Warning: Attempt to read property "meta_value" on null in /home/sondak22/public_html/wp-content/themes/theHaberV8/thewp/uyelik/uyelik-fonksiyon.php on line 11
00
Dino Buzzati’nin 1940 yılında yayımlanan “Tatar Çölü” romanı, yirminci yüzyılın en önemli eserlerinden biri olarak kabul ediliyor. Franz Kafka’nın ‘Şato’su ile sık sık ilişkilendirilen romanda işlenen başlıca temalar, varoluş sancısı yaşayan insanın yaşadığı yarım kalmışlıkları, hayallerin peşinde koşarken hissettiği yabancılaşma ve zaman şeklinde sayılabilir. Eser, gerek hikaye anlatımı gerekse felsefi derinlik barındırması açısından dikkat çekiyor.
GENÇ BİR SUBAYIN SINIRA TAYİNİ
Romanın kahramanı genç bir subay olan Giovanni Drogo… Askeri kariyerinin henüz başında olan Drogo, ülkesinin uzak bir köşesinde, sınırda bulunan Bastiani Kalesi’ne tayin edilir. Burada, düşmana karşı sürekli bir tehdit vardır ancak yıllardır sessizliğe bürünmüştür. Drogo, başlangıçta bu yerin heyecan verici olacağını düşünse de, zamanla burada geçirdiği günlerin monotonluğu ve çaresizliği ile yüzleşmek zorunda kalır.
Bastiani Kalesi, yalnızca bir askeri üs değil, aynı zamanda insanların yaşamını sorguladığı, hayallerinin ve umutlarının gerçeklerle nasıl çatıştığını gösteren bir metafor… Subay Drogo burada herkesin yaşadığı derin hayal kırıklığı ve umutsuzluk hissine kapılır.
DİRENİŞ VE YABANCILAŞMA
Romanın ana temaları olarak ‘direniş’ ve ‘yabancılaşma’ öne çıkıyor. Drogo’nun yaşadığı içsel çatışma, onu hem yaşamın anlamını sorgulamaya itiyor, hem de zamanı durdurmaya çabalıyor. Bu perspektiften bakıldığında eser insanın kendi yaşamına ve etrafındaki dünyaya dair hissettiği yabancılaşmayı da dramatize ediyor.

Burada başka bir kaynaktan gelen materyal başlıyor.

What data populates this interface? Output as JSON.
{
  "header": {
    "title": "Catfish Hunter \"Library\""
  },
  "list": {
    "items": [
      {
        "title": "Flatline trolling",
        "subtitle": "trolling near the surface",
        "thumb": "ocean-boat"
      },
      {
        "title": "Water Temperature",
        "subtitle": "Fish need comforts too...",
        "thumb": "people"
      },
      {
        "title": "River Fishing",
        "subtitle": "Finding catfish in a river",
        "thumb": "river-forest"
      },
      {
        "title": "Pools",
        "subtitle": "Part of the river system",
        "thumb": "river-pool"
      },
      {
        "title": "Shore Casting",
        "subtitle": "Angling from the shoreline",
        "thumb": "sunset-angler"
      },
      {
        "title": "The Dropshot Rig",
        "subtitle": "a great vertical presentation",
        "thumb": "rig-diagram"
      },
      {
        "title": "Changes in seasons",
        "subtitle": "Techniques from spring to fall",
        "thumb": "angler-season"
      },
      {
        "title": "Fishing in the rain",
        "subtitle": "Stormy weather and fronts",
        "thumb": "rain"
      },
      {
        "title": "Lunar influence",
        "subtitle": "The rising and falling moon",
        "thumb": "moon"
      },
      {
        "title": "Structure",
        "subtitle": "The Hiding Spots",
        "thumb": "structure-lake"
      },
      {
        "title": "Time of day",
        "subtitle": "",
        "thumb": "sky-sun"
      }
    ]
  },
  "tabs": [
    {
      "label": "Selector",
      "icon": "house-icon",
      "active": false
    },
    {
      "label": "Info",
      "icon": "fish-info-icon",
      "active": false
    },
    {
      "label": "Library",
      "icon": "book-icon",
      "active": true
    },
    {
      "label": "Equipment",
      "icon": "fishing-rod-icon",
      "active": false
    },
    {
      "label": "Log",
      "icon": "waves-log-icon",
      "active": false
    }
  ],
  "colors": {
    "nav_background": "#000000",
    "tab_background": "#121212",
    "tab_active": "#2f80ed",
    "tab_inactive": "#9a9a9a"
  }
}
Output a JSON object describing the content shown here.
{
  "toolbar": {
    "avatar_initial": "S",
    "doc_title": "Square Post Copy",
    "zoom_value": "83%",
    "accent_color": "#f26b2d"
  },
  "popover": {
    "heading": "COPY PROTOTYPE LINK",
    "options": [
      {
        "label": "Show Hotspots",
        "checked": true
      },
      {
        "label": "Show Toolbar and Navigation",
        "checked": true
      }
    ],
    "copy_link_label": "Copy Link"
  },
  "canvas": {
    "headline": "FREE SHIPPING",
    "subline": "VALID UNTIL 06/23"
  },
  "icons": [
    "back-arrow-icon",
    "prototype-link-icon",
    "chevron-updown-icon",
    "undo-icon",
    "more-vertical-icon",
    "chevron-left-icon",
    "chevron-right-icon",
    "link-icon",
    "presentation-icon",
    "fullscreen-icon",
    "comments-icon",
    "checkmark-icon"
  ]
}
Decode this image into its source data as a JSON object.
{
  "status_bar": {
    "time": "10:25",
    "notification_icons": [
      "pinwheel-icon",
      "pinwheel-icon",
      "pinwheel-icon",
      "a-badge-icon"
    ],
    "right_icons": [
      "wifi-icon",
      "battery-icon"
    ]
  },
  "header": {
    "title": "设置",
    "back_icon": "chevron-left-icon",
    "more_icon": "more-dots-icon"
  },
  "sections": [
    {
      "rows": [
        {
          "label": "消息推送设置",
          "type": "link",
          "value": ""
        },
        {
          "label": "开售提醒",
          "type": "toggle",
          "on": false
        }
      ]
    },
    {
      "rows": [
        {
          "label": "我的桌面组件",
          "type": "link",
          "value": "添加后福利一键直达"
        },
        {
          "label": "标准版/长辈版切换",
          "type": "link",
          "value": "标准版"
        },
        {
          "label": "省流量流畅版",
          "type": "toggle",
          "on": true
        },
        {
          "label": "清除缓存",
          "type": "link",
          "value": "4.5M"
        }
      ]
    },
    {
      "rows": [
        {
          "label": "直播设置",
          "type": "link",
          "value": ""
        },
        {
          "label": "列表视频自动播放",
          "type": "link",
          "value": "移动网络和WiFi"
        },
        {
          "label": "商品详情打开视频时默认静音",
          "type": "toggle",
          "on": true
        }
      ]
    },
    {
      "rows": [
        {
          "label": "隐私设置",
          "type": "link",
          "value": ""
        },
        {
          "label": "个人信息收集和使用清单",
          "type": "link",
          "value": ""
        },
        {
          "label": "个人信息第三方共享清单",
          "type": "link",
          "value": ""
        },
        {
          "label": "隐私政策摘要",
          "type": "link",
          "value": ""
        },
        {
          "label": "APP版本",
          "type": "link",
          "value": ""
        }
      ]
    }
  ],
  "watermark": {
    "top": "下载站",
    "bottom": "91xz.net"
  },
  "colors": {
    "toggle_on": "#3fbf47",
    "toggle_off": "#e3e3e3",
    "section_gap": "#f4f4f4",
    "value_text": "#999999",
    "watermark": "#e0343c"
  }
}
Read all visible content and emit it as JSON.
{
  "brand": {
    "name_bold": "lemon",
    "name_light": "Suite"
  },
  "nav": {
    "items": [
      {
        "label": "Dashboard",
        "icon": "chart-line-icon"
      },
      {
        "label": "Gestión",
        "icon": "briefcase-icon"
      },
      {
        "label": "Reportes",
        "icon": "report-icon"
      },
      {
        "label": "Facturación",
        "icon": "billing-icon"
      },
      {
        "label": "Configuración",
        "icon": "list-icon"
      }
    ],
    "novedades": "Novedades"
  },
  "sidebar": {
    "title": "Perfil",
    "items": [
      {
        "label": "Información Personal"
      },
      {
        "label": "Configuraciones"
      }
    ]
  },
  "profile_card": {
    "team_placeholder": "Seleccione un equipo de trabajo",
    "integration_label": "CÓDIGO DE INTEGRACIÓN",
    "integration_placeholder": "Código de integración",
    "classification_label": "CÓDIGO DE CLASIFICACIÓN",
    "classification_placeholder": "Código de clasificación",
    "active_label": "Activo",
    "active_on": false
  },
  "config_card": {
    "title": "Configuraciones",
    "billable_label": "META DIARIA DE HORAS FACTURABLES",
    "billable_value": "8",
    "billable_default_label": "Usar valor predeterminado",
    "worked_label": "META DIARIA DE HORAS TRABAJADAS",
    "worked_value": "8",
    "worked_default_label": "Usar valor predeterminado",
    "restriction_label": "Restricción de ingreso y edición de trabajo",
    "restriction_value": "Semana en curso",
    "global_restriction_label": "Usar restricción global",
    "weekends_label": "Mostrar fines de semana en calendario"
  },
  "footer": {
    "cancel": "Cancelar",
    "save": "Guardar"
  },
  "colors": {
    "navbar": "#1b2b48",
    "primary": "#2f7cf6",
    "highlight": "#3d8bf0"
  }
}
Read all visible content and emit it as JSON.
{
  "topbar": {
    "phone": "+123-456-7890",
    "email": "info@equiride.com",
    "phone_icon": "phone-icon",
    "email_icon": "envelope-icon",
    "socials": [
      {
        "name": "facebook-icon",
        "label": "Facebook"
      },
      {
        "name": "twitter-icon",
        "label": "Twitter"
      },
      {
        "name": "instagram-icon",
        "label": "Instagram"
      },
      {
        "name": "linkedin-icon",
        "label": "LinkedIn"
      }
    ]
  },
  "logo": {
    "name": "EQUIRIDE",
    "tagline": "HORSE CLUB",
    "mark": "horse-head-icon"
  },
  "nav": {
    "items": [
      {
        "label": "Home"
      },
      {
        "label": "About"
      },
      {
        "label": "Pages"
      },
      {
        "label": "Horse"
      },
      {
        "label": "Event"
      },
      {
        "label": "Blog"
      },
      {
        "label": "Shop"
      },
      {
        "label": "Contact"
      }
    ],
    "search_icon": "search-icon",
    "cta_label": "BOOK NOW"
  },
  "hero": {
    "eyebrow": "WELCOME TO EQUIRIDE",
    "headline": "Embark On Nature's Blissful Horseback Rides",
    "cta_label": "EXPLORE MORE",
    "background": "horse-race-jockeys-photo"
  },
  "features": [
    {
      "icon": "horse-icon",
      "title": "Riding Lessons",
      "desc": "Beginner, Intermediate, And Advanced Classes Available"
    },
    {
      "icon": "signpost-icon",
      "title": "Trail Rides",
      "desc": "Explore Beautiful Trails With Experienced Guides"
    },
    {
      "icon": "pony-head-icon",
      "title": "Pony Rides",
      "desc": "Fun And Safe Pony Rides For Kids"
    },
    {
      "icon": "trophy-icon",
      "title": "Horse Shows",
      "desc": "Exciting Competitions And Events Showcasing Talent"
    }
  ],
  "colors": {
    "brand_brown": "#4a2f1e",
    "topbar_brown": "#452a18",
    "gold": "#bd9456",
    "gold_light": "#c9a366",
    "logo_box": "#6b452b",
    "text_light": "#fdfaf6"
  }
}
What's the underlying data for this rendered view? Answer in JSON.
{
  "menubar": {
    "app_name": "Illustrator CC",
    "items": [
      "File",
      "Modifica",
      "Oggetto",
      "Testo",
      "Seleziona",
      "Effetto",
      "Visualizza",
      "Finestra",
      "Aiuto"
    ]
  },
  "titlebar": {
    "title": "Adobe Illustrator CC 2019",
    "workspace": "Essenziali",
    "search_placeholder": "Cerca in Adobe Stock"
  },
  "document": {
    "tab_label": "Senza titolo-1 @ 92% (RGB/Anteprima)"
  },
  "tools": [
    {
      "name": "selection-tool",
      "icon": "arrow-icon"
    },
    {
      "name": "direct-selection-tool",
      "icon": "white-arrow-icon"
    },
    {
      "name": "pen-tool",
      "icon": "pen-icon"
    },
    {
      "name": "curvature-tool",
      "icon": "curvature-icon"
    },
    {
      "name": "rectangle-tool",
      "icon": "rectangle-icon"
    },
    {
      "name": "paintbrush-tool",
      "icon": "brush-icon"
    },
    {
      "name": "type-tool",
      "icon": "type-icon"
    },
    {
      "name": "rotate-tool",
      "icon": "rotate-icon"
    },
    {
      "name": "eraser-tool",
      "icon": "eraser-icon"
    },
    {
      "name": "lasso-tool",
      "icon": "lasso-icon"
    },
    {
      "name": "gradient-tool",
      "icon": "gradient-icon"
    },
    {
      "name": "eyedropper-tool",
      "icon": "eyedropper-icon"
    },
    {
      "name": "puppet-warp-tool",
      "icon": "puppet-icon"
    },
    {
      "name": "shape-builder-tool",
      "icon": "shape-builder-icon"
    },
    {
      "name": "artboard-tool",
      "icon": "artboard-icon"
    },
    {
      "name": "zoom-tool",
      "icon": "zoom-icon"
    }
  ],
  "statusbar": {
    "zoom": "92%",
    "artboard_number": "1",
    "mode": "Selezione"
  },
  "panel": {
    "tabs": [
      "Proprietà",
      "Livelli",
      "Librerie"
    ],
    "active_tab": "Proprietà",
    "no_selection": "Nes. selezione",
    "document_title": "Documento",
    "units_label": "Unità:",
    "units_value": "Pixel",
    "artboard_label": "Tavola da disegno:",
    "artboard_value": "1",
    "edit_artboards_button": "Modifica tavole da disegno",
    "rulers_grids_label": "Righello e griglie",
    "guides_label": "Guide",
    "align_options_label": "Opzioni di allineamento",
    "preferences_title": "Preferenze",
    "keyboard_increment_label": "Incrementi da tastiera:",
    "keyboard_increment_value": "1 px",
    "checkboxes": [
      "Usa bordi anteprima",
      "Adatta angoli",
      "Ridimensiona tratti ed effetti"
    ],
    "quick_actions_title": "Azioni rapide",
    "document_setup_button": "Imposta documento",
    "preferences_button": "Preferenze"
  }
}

KALE VE VARDİYALARIN GERÇEK ANLAMI
Romandaki en önemli sembollerden biri Bastiani Kalesi. Bu kale, geçici bir varoluş alanını, hayallerin gerçeğe dönüşmediği bir mekanı temsil ediyor. Kalenin tecrit edilmiş olması ve askeri vardiyalar, yaşamın ne kadar durağan ve insanın zamanla nasıl çatışma halinde olduğunu sembolize ediyor.
Öte yandan ‘Tatar Çölü’, ruhsal boşlukları ve bekleyişin anlamsızlığına da değiniyor. Drogo ve diğer karakterler sürekli olarak gerçekleşecek bir düşman saldırısını bekliyor, ancak bu bekleyişin kaçınılmaz bir hal alması, insanların zamanın geçişine karşı nasıl çaresiz kaldıklarını da gözler önüne seriyor.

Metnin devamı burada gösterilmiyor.